Pop quiz: Why are flamingos pink?
If you answered that it’s because of what they eat—namely shrimp—you’re right. But there’s more to the story than you might think.
naturally synthesize a pigment called melanin, which determines the color of their eyes, fur (or feathers) and skin. Pigments are chemical compounds that create color in animals by absorbing certain wavelengths of light while reflecting others. Many animals can’t create pigments other than melanin on their own. Plant life, on the other hand, can produce a variety of them, and if a large quantity is ingested, those pigments can sometimes mask the melanin produced by the animal. Thus, some animals are often colored by the flowers, roots, seeds and fruits they consume
Flamingos are born with gray plumage. They get their rosy hue pink by ingesting a type of organic pigment called a carotenoid. They obtain this through their main food source, brine shrimp, which feast on microscopic algae that
naturally produce carotenoids. Enzymes in the flamingos’ liver break down the compounds into pink and orange pigment molecules, which are then deposited into the birds’ feathers, legs and beaks. If flamingos didn’t feed on brine shrimp, their blushing plumage would eventually fade.

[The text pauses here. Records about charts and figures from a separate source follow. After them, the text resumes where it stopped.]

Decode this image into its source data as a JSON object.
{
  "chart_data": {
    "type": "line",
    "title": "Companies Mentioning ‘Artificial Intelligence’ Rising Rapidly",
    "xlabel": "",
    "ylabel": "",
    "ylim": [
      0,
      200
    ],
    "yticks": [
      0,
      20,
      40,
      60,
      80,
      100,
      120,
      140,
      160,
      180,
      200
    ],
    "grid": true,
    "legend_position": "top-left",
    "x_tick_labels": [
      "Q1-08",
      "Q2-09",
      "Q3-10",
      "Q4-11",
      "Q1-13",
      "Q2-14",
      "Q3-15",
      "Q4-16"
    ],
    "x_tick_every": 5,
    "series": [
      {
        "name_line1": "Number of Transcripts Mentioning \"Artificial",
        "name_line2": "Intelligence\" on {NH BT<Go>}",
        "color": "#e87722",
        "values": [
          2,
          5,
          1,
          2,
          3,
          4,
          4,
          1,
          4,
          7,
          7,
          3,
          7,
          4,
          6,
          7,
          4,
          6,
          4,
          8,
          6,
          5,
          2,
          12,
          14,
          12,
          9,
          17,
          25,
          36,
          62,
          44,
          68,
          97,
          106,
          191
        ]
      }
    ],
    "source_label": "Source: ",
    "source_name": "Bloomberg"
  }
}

In captivity, the birds’ diets are supplemented with carotenoids such as beta-carotene and and canthaxanthin. Beta-carotene, responsible for the orange of carrots, pumpkins and sweet potatoes, is converted in the body to vitamin A. Canthaxanthin is responsible for the color of apples, peaches, strawberries and many flowers.

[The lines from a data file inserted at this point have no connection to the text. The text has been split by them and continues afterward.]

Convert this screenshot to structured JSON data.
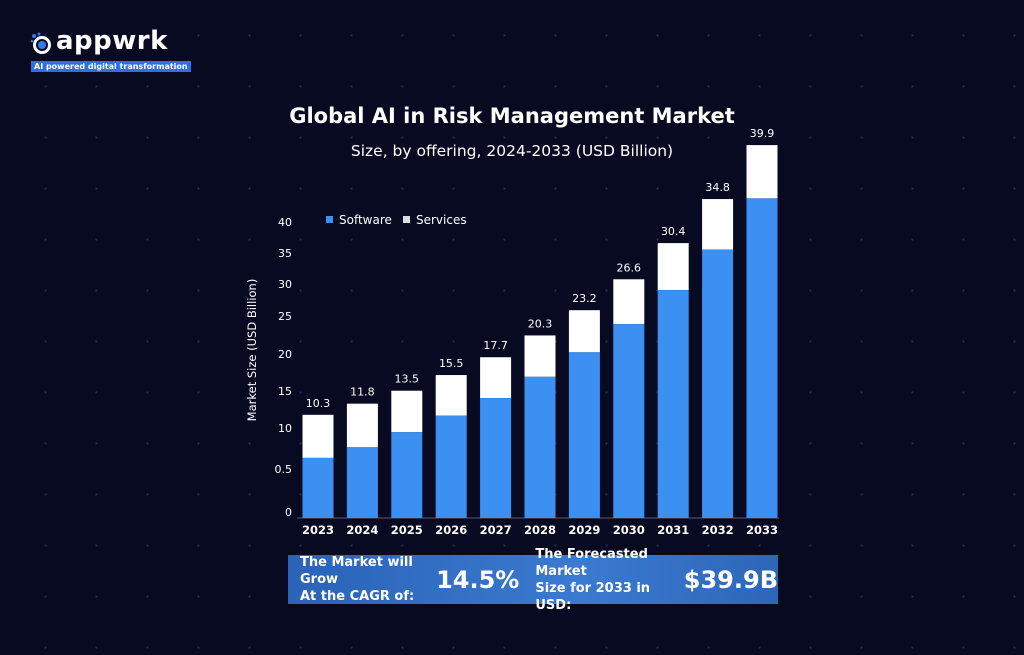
{
  "logo": {
    "name": "appwrk",
    "tagline": "AI powered digital transformation"
  },
  "header": {
    "title": "Global AI in Risk Management Market",
    "subtitle": "Size, by offering, 2024-2033 (USD Billion)"
  },
  "colors": {
    "software": "#3b90f2",
    "services": "#ffffff",
    "background": "#080a22"
  },
  "chart_data": {
    "type": "bar",
    "stacked": true,
    "title": "Global AI in Risk Management Market",
    "ylabel": "Market Size (USD Billion)",
    "xlabel": "",
    "y_tick_labels": [
      "0",
      "0.5",
      "10",
      "15",
      "20",
      "25",
      "30",
      "35",
      "40"
    ],
    "categories": [
      "2023",
      "2024",
      "2025",
      "2026",
      "2027",
      "2028",
      "2029",
      "2030",
      "2031",
      "2032",
      "2033"
    ],
    "totals": [
      10.3,
      11.8,
      13.5,
      15.5,
      17.7,
      20.3,
      23.2,
      26.6,
      30.4,
      34.8,
      39.9
    ],
    "total_labels": [
      "10.3",
      "11.8",
      "13.5",
      "15.5",
      "17.7",
      "20.3",
      "23.2",
      "26.6",
      "30.4",
      "34.8",
      "39.9"
    ],
    "series": [
      {
        "name": "Software",
        "values": [
          6.0,
          7.3,
          9.1,
          11.1,
          13.2,
          15.7,
          18.5,
          21.6,
          25.2,
          29.3,
          34.2
        ]
      },
      {
        "name": "Services",
        "values": [
          4.3,
          4.5,
          4.4,
          4.4,
          4.5,
          4.6,
          4.7,
          5.0,
          5.2,
          5.5,
          5.7
        ]
      }
    ],
    "legend": "top-left",
    "grid": false
  },
  "banner": {
    "cagr_label_1": "The Market will Grow",
    "cagr_label_2": "At the CAGR of:",
    "cagr_value": "14.5%",
    "forecast_label_1": "The Forecasted Market",
    "forecast_label_2": "Size for 2033 in USD:",
    "forecast_value": "$39.9B"
  }
}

Shrimp can’t produce these compounds either, so they too depend on their diet to color their tiny bodies. Flamingos, though, are arguably the best-known examples of animals dyed by what they eat. What others species get pigment from their food? Here’s a quick list:
Northern cardinals and yellow goldfinches: When these birds consume berries from the dogwood tree, they metabolize carotenoids found inside the seeds of the fruit. The red, orange and yellow pigments contribute to the birds’ vibrant red and gold plumage, which would fade in intensity with each molt if cardinals were fed a carotenoid-free diet.
Salmon: Wild salmon consume small fish and crustaceans that feed on carotenoid-producing algae, accumulating enough of the chemical compounds to turn pink. Farmed salmon are fed color additives to achieve a deeper shades of red and pink.
Nudibranchs: These shell-less mollusks absorb the pigments of their food sources into their normally white bodies, reflecting the bright colors of sponges and cnidarians, which include jellyfish and corals.
Canaries: The birds’ normal diet doesn’t alter the color of its yellow feathers, but they can turn a deep orange if they regularly consume paprika, cayenne or red pepper. These spices each contain multiple carotenoids responsible for creating and red and yellow.
Ghost ants: There’s not much more than meets the eye with ghost ants: these tropical insects get their name from their transparent abdomens. Feed them water mixed with food coloring and watch their tiny, translucent lower halves fill up with brilliantly colored liquid.
Humans: Believe it or not, if a person eats large quantities of carrots, pumpkin or anything else with tons of carotenoids, his or her skin will turn yellow-orange. In fact, the help book Baby 411 includes this question and answer:
Q: My six-month-old started solids and now his skin is turning yellow. HELP!
A: You are what you eat! Babies are often first introduced to a series of yellow vegetables (carrots, squash, sweet potatoes). All these vegetables are rich in vitamin A (carotene). This vitamin has a pigment that can collect harmlessly on the skin, producing a condition called carotinemia.
How to tell that yellow-orange skin isn’t an indication of jaundice? The National Institutes of Health explain that “If the whites of your eyes are not yellow, you may not have jaundice.”